Pengen Jadi Orang Terkaya Dunia? Gorenglah Saham!
CNBCindonesia.com Jenis Media: Ekonomi
Jakarta, CNBC Indonesia - Siapa sangka konglomerat asal India, Gautam Adani yang menjadi orang ketiga terkaya di dunia disebut telah melakukan manipulasi perdagangan saham yang membuatnya menjadi crazy rich seperti sekarang.
Nama Gautam Adani memang fenomenal, terutama di tahun 2022. Pria berusia 60 tahun berkebangsaan India tersebut sempat menduduki peringkat ketiga orang terkaya di dunia melampaui Warren Buffett dan Bill Gates.
Masuknya Gautam Adani ke jajaran 10 orang terkaya di dunia dikarenakan kenaikan harga saham perusahaannya yang sangat fantastis. Setidaknya 7 perusahaan Gautam Adani yang listing di bursa efek secara rata-rata mencatatkan kenaikan 83% dalam setahun terakhir dan 819% dalam 3 tahun terakhir.
Perusahaan
1 Year Gain
Adani Enterprises
101%
Adani Transmission
36%
Adani Total Gas
118%
Adani Green Energy
4%
Adani Power
167%
Adani Ports
8%
Adani Willmar**
149%
Rata-rata
83%
Median
101%
Sumber : Hindenburg Research
** Dihitung sejak IPO pada Februari 2022
Namun kekayaaan Gautam Adani turun saat harga saham perusahaan miliknya rontok kemarin.
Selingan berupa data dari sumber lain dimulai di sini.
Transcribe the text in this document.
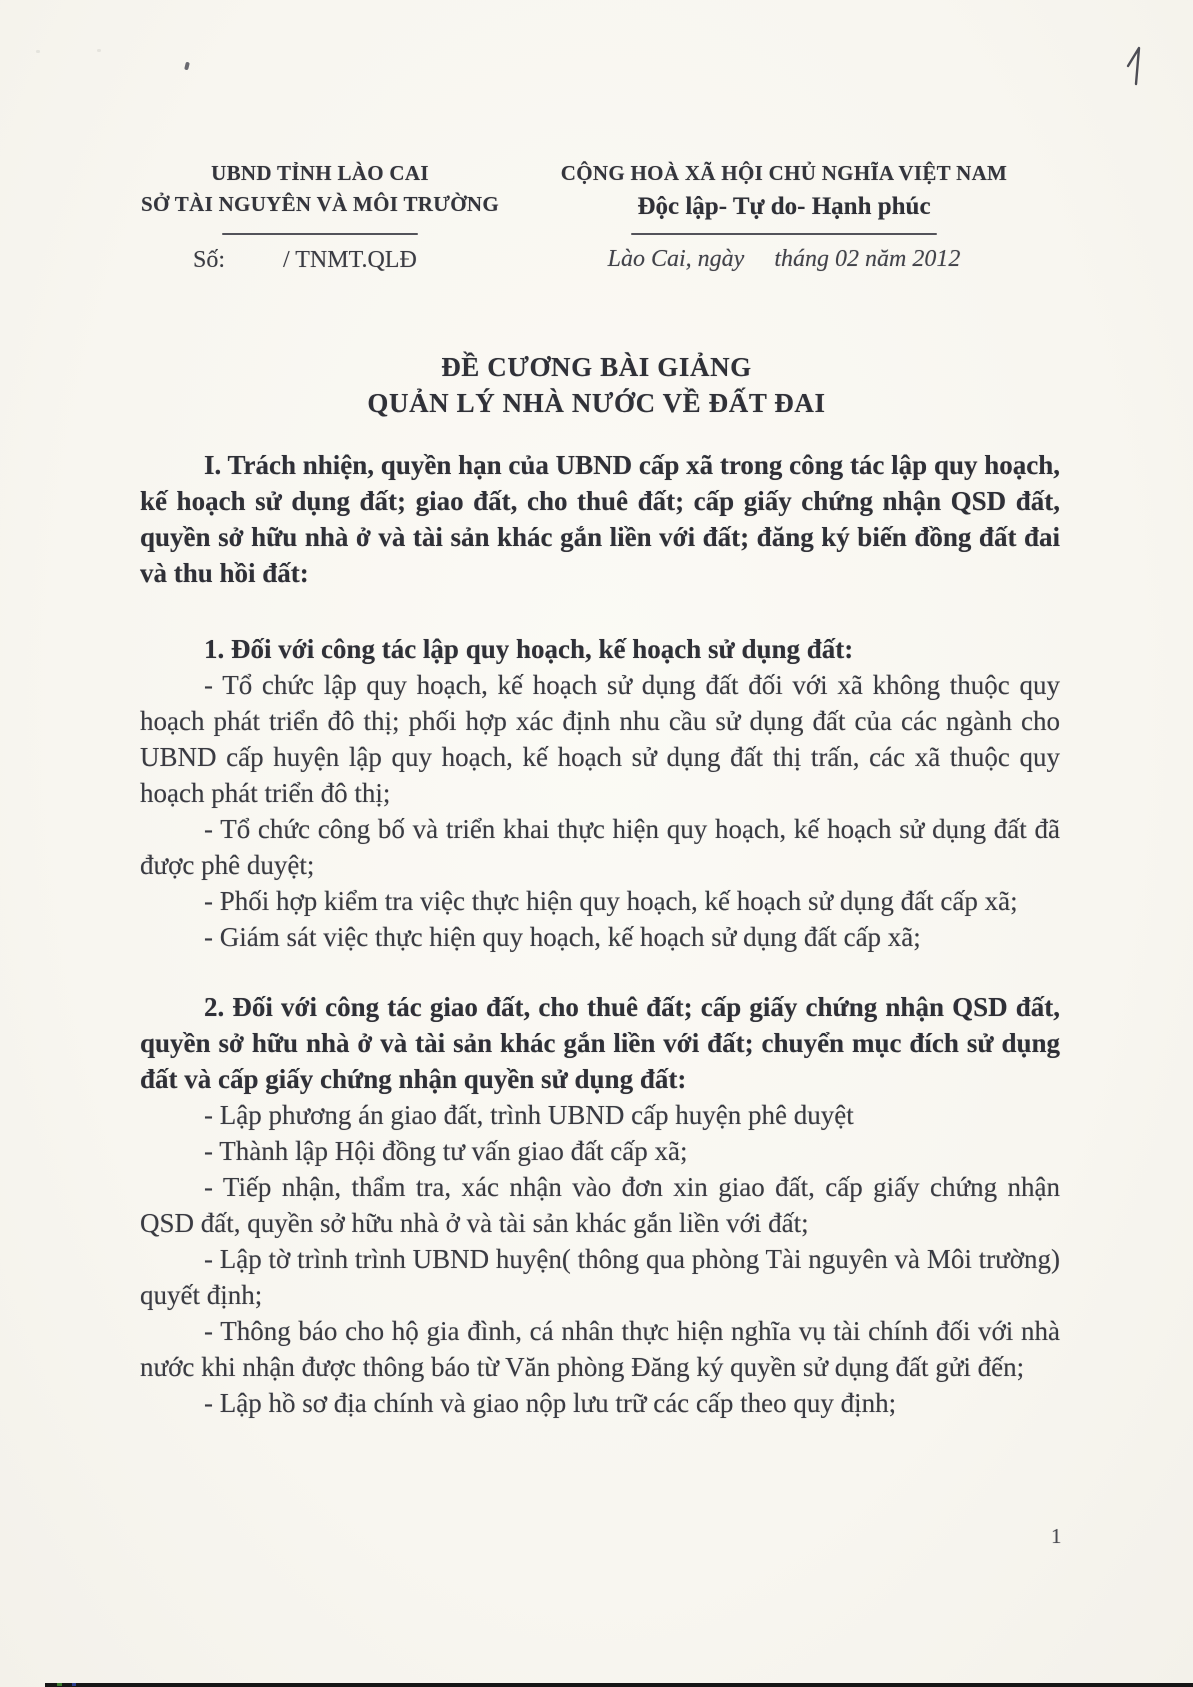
UBND TỈNH LÀO CAI
SỞ TÀI NGUYÊN VÀ MÔI TRƯỜNG
Số: / TNMT.QLĐ
CỘNG HOÀ XÃ HỘI CHỦ NGHĨA VIỆT NAM
Độc lập- Tự do- Hạnh phúc
Lào Cai, ngày     tháng 02 năm 2012
ĐỀ CƯƠNG BÀI GIẢNG
QUẢN LÝ NHÀ NƯỚC VỀ ĐẤT ĐAI

I. Trách nhiện, quyền hạn của UBND cấp xã trong công tác lập quy hoạch, kế hoạch sử dụng đất; giao đất, cho thuê đất; cấp giấy chứng nhận QSD đất, quyền sở hữu nhà ở và tài sản khác gắn liền với đất; đăng ký biến đồng đất đai và thu hồi đất:

1. Đối với công tác lập quy hoạch, kế hoạch sử dụng đất:

- Tổ chức lập quy hoạch, kế hoạch sử dụng đất đối với xã không thuộc quy hoạch phát triển đô thị; phối hợp xác định nhu cầu sử dụng đất của các ngành cho UBND cấp huyện lập quy hoạch, kế hoạch sử dụng đất thị trấn, các xã thuộc quy hoạch phát triển đô thị;

- Tổ chức công bố và triển khai thực hiện quy hoạch, kế hoạch sử dụng đất đã được phê duyệt;

- Phối hợp kiểm tra việc thực hiện quy hoạch, kế hoạch sử dụng đất cấp xã;

- Giám sát việc thực hiện quy hoạch, kế hoạch sử dụng đất cấp xã;

2. Đối với công tác giao đất, cho thuê đất; cấp giấy chứng nhận QSD đất, quyền sở hữu nhà ở và tài sản khác gắn liền với đất; chuyển mục đích sử dụng đất và cấp giấy chứng nhận quyền sử dụng đất:

- Lập phương án giao đất, trình UBND cấp huyện phê duyệt

- Thành lập Hội đồng tư vấn giao đất cấp xã;

- Tiếp nhận, thẩm tra, xác nhận vào đơn xin giao đất, cấp giấy chứng nhận QSD đất, quyền sở hữu nhà ở và tài sản khác gắn liền với đất;

- Lập tờ trình trình UBND huyện( thông qua phòng Tài nguyên và Môi trường) quyết định;

- Thông báo cho hộ gia đình, cá nhân thực hiện nghĩa vụ tài chính đối với nhà nước khi nhận được thông báo từ Văn phòng Đăng ký quyền sử dụng đất gửi đến;

- Lập hồ sơ địa chính và giao nộp lưu trữ các cấp theo quy định;

1
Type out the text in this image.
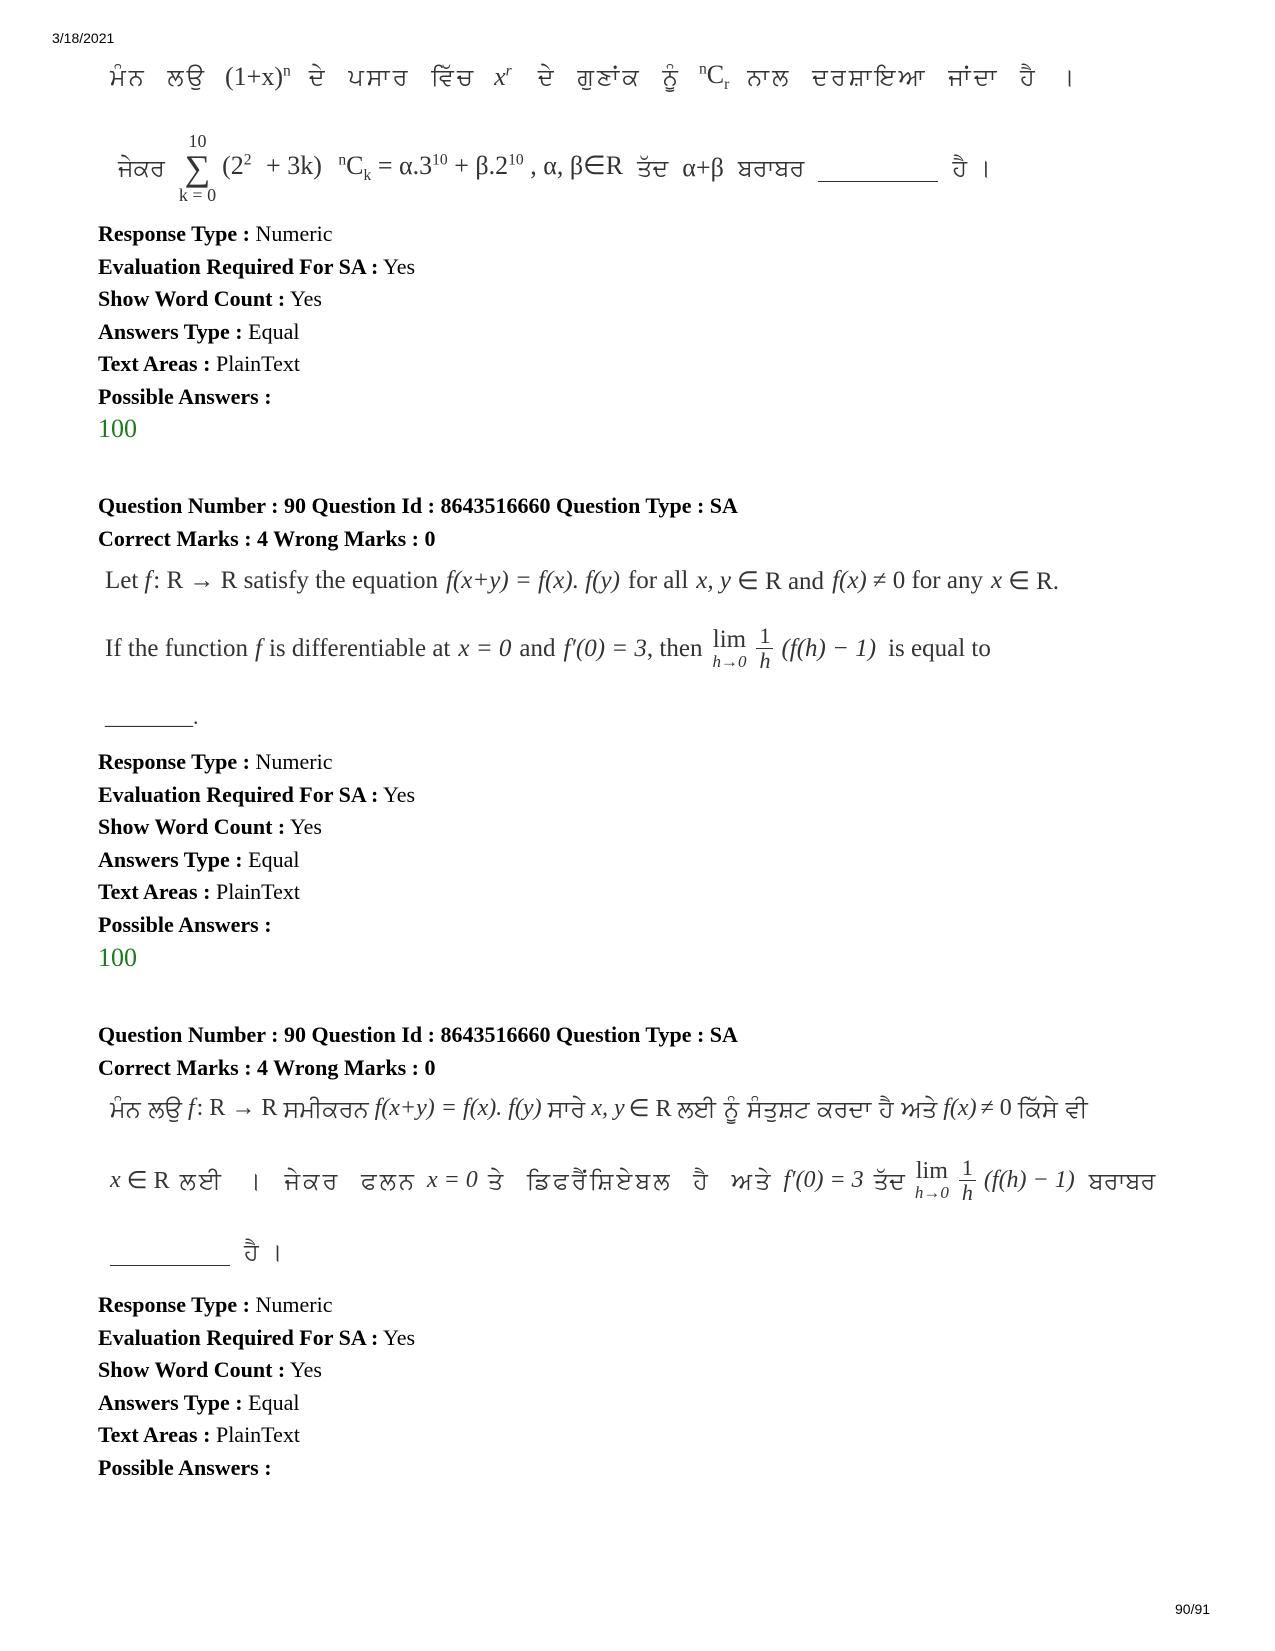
3/18/2021
ਮੰਨ ਲਉ $(1+x)^n$ ਦੇ ਪਸਾਰ ਵਿੱਚ $x^r$ ਦੇ ਗੁਣਾਂਕ ਨੂੰ $^nC_r$ ਨਾਲ ਦਰਸ਼ਾਇਆ ਜਾਂਦਾ ਹੈ ।
ਜੇਕਰ
10
∑
k = 0
$(2^2 + 3k) ^nC_k = \alpha.3^{10} + \beta.2^{10}$ , α, β∈R ਤੱਦ α+β ਬਰਾਬਰ	ਹੈ ।
Response Type : Numeric
Evaluation Required For SA : Yes
Show Word Count : Yes
Answers Type : Equal
Text Areas : PlainText
Possible Answers :
100
Question Number : 90 Question Id : 8643516660 Question Type : SA
Correct Marks : 4 Wrong Marks : 0
Let f : R → R satisfy the equation f(x+y) = f(x). f(y) for all x, y ∈ R and f(x) ≠ 0 for any x ∈ R.
If the function f is differentiable at x = 0 and f′(0) = 3 , then lim
$h\to 0 \frac{1}{h} (f(h) - 1)$ is equal to
________.
Response Type : Numeric
Evaluation Required For SA : Yes
Show Word Count : Yes
Answers Type : Equal
Text Areas : PlainText
Possible Answers :
100
Question Number : 90 Question Id : 8643516660 Question Type : SA
Correct Marks : 4 Wrong Marks : 0
ਮੰਨ ਲਉ f : R → R ਸਮੀਕਰਨ f(x+y) = f(x). f(y) ਸਾਰੇ x, y ∈ R ਲਈ ਨੂੰ ਸੰਤੁਸ਼ਟ ਕਰਦਾ ਹੈ ਅਤੇ f(x) ≠ 0 ਕਿੱਸੇ ਵੀ
x ∈ R ਲਈ । ਜੇਕਰ ਫਲਨ x = 0 ਤੇ ਡਿਫਰੈਂਸ਼ਿਏਬਲ ਹੈ ਅਤੇ f′(0) = 3 ਤੱਦ lim
$h\to 0 \frac{1}{h} (f(h) - 1)$ ਬਰਾਬਰ
ਹੈ ।
Response Type : Numeric
Evaluation Required For SA : Yes
Show Word Count : Yes
Answers Type : Equal
Text Areas : PlainText
Possible Answers :
90/91
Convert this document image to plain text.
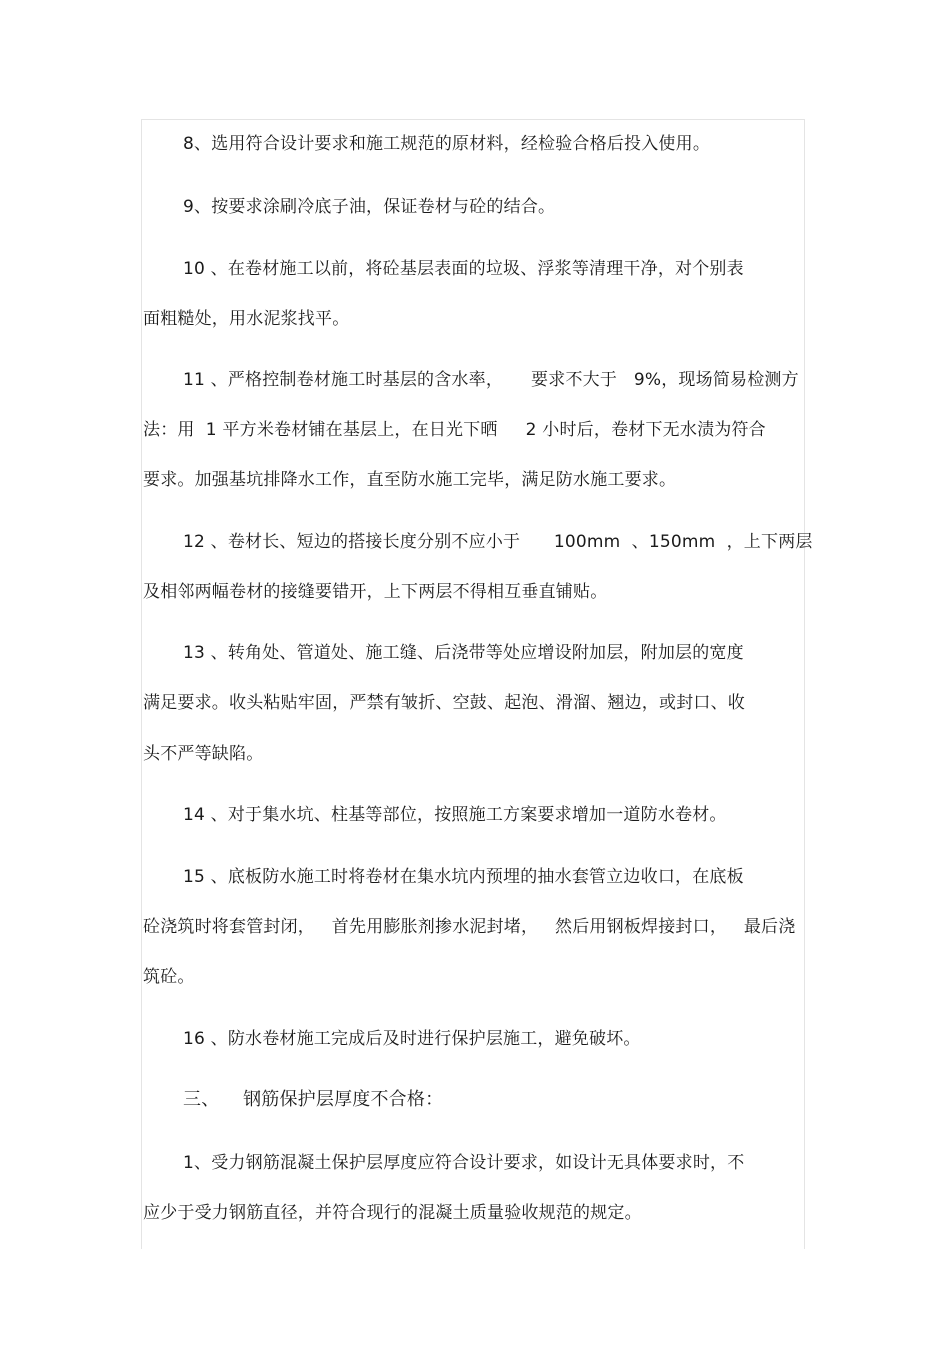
8、选用符合设计要求和施工规范的原材料，经检验合格后投入使用。
9、按要求涂刷冷底子油，保证卷材与砼的结合。
10 、在卷材施工以前，将砼基层表面的垃圾、浮浆等清理干净，对个别表
面粗糙处，用水泥浆找平。
11 、严格控制卷材施工时基层的含水率，     要求不大于   9%，现场简易检测方
法：用  1 平方米卷材铺在基层上，在日光下晒     2 小时后，卷材下无水渍为符合
要求。加强基坑排降水工作，直至防水施工完毕，满足防水施工要求。
12 、卷材长、短边的搭接长度分别不应小于      100mm  、150mm  ，上下两层
及相邻两幅卷材的接缝要错开，上下两层不得相互垂直铺贴。
13 、转角处、管道处、施工缝、后浇带等处应增设附加层，附加层的宽度
满足要求。收头粘贴牢固，严禁有皱折、空鼓、起泡、滑溜、翘边，或封口、收
头不严等缺陷。
14 、对于集水坑、柱基等部位，按照施工方案要求增加一道防水卷材。
15 、底板防水施工时将卷材在集水坑内预埋的抽水套管立边收口，在底板
砼浇筑时将套管封闭，   首先用膨胀剂掺水泥封堵，   然后用钢板焊接封口，   最后浇
筑砼。
16 、防水卷材施工完成后及时进行保护层施工，避免破坏。
三、    钢筋保护层厚度不合格：
1、受力钢筋混凝土保护层厚度应符合设计要求，如设计无具体要求时，不
应少于受力钢筋直径，并符合现行的混凝土质量验收规范的规定。
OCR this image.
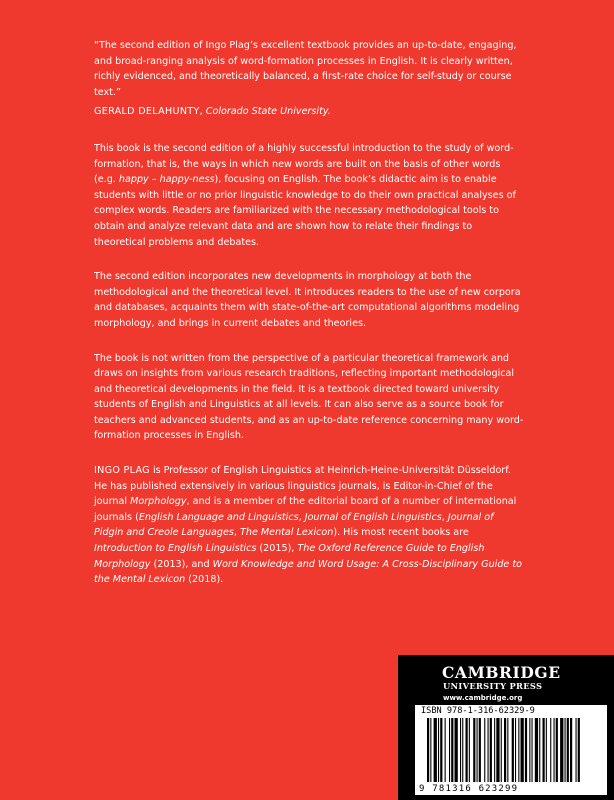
“The second edition of Ingo Plag’s excellent textbook provides an up-to-date, engaging, and broad-ranging analysis of word-formation processes in English. It is clearly written, richly evidenced, and theoretically balanced, a first-rate choice for self-study or course text.”

GERALD DELAHUNTY, Colorado State University.

This book is the second edition of a highly successful introduction to the study of word-formation, that is, the ways in which new words are built on the basis of other words (e.g. happy – happy-ness), focusing on English. The book’s didactic aim is to enable students with little or no prior linguistic knowledge to do their own practical analyses of complex words. Readers are familiarized with the necessary methodological tools to obtain and analyze relevant data and are shown how to relate their findings to theoretical problems and debates.

The second edition incorporates new developments in morphology at both the methodological and the theoretical level. It introduces readers to the use of new corpora and databases, acquaints them with state-of-the-art computational algorithms modeling morphology, and brings in current debates and theories.

The book is not written from the perspective of a particular theoretical framework and draws on insights from various research traditions, reflecting important methodological and theoretical developments in the field. It is a textbook directed toward university students of English and Linguistics at all levels. It can also serve as a source book for teachers and advanced students, and as an up-to-date reference concerning many word-formation processes in English.

INGO PLAG is Professor of English Linguistics at Heinrich-Heine-Universität Düsseldorf. He has published extensively in various linguistics journals, is Editor-in-Chief of the journal Morphology, and is a member of the editorial board of a number of international journals (English Language and Linguistics, Journal of English Linguistics, Journal of Pidgin and Creole Languages, The Mental Lexicon). His most recent books are Introduction to English Linguistics (2015), The Oxford Reference Guide to English Morphology (2013), and Word Knowledge and Word Usage: A Cross-Disciplinary Guide to the Mental Lexicon (2018).

CAMBRIDGE
UNIVERSITY PRESS
www.cambridge.org
ISBN 978-1-316-62329-9
9 781316 623299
Media bisnis global Forbes menyebut kekayaan Gautam Adani sempat menyentuh lebih US$ 120 miliar sebelum turun menjadi US$ 119,1 miliar kemarin. Meskipun susut, Gautam Adani hanya turun 1 peringkat saja.
Penurunan kekayaan sang konglomerat infrastruktur dan komoditas tersebut terjadi setelah Hindenburg Research merilis laporan riset investigative yang menyebut bahwa selama ini sang 'crazy rich' dan perusahaannya telah melakukan scam berupa penghindaran pajak, penccucian uang (money laundering) hingga manipulasi harga saham.
Laporan investigative tersebut baru saja dipublikasikan pada 24 Januari 2023. Bahkan dalam laporannya Hindenburg secara detail menjelaskan bagaimana sang 'crazy rich' asal India tersebut melakukan manuver di pasar modal India.
Layaknya konglomerat, Gautam Adani memang memiliki banyak bisnis. Beberapa perusahaannya bahkan sudah menyandang status sebagai perusahaan publik. Namun ada juga perusahaan-perusahaan Gautam Adani yang statusnya masih private.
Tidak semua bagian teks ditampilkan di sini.